This marks the second post in AltrUHelp’s new series of guest blog posts from industry professionals. Jordan Nacht is a Mental Health Counselor from New York and a thought leader on the topic of altruism in the therapy arena.
As a mental health counselor who works with parolees, probation and pre-trial clients, I’ve heard countless anecdotes of the horrors of prison life. As it is with most daunting experiences, there are points of happiness and growth in these perceivably “dark” experiences. I make it a point to assume a nonjudgmental and unconditionally positive stance toward my clients (which is utterly necessary for any therapist). To do so, I search for these shining lights—redeeming, uplifting moments—however bright or dim.
I often ask my clients a particular question regarding their time in prison: “How did you keep your sanity,” or more pointedly, “how did you maintain the goodness I see inside you while stuck in such a ‘bad’ environment?” This question can elicit such emotion that clients decline to answer–in which case I revisit the question once a more trusting relationship has been established. Oftentimes, though, a response comes forth immediately. It never fails to relate to altruism. In this piece, I will depict some of these experiences, those through which incarcerated persons maintain their humanity.
As I cannot relate specific stories—I am not willing to even broach the possibility of breaking a client’s confidentiality and trust—I will speak generally and report the patterns I have noticed.
All too often I hear of a client who, citing only his instinct and innate desire, began to attend drug and alcohol groups. The groups are basic and designed to allow for the sharing of experiences so others can empathize and allow the user to express their truth, all the while inferring to the other group members that they are not alone in their addictions. The “giving” or “sharing” of one’s truth is the most powerful facet of this group treatment. Clients tell me all the time that these groups allowed them to “remain human to some extent.” They have explained that it was not the group or the treatment itself, but this “sharing” of experiences that brought them all together, that united them. This unity factor is another important subject, one which relates strongly to altruism and human nature, and one that I plan to write more about in the future.
Another common factor in a prisoner’s happiness is solitude. The worst punishment a prisoner can be subject to is not physical, but psychological.
Some of you have heard it referred to as “the hole,” others as “solitary confinement.” It is rare for any prisoner to completely avoid the hole because at one point or another during one’s incarceration, standing up for oneself becomes a necessity, even though any violence or aggression is not permitted. Unfortunately, prison often resembles the “school bully” situation, in which an aggressor will continue to pick on you unless you stand up to him. Often this one instance of “standing up for oneself” leads to some time in solitary. In my career thus far, I have yet to encounter a client who speaks well of solitary confinement. Intense boredom, complete lack of interaction, rereading the same books over and over—no one enjoys “the hole.”
The interesting—and perhaps paradoxical—effect of solitary confinement is that the prisoner realizes just how necessary human interaction can be—how happy a small conversation can him feel. I may be reading into this or I may not, but the “sharing” of one’s life with another is an act of giving in itself. The giving of one’s experiences and thoughts is an altruistic behavior. My clients themselves point out that, even though they’re locked up with people who they primarily abhor, they’d rather be interacting and sharing the experience of incarceration than going through it alone. This facet of human nature cannot be overlooked and should not be taken for granted.

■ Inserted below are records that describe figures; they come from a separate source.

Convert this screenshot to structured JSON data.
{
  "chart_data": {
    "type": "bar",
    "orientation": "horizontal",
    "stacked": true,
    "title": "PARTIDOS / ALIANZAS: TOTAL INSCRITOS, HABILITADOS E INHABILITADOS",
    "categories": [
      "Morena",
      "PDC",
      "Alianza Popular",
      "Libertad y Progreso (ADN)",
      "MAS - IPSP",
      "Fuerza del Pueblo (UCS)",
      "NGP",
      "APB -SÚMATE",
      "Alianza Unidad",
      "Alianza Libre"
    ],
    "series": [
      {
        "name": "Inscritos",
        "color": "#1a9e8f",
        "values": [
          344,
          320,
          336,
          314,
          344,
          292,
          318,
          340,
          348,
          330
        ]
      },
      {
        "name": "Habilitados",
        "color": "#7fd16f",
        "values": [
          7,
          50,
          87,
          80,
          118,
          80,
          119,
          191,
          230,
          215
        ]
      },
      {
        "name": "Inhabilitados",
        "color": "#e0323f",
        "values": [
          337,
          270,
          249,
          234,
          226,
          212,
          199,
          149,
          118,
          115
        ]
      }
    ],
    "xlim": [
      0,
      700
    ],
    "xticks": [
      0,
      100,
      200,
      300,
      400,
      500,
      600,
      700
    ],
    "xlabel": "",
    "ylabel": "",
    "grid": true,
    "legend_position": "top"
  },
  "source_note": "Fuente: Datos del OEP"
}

Besides the power of sharing—through experience or in stories—I find that my clients often find that teaching (and learning) provides a way of maintaining their humanity. Often I have heard a client mention that they “taught someone a skill” or “taught someone to defend himself” while stuck in that rut of an environment. The stories have mostly applied to situations between roommates or prisoners of similar ethnic backgrounds, but the “giving” is present nonetheless.
Teaching helps a new prisoner to better adjust to their new environment. While the acclimation process can be a harrowing one, both the teacher and student benefit from the sharing of knowledge and installation of peace of mind. What it comes down to is this: “what you give to another, you give to yourself.” In other words: make someone else happy, and you too will become happy. Give someone else greater peace of mind (especially in a place as shocking to the senses as prison), and you too will increase your peace of mind. Clients relate these experiences as if they are commonplace and not worth the mention or the time it takes to divulge the experience, but the truth is that they are beautiful and telling. They are lights that—however dim—can carry oneself through the darkness unscathed. Any such feats should never go unnoticed or unreported because they exude the truth that we are, by our very nature, a giving and truly altruistic species.
Thank you kindly to any and all of my clients who have inspired me by sharing these experiences. Through the retelling of the stories we can continue to inspire others and help people to find their own lights in the dark.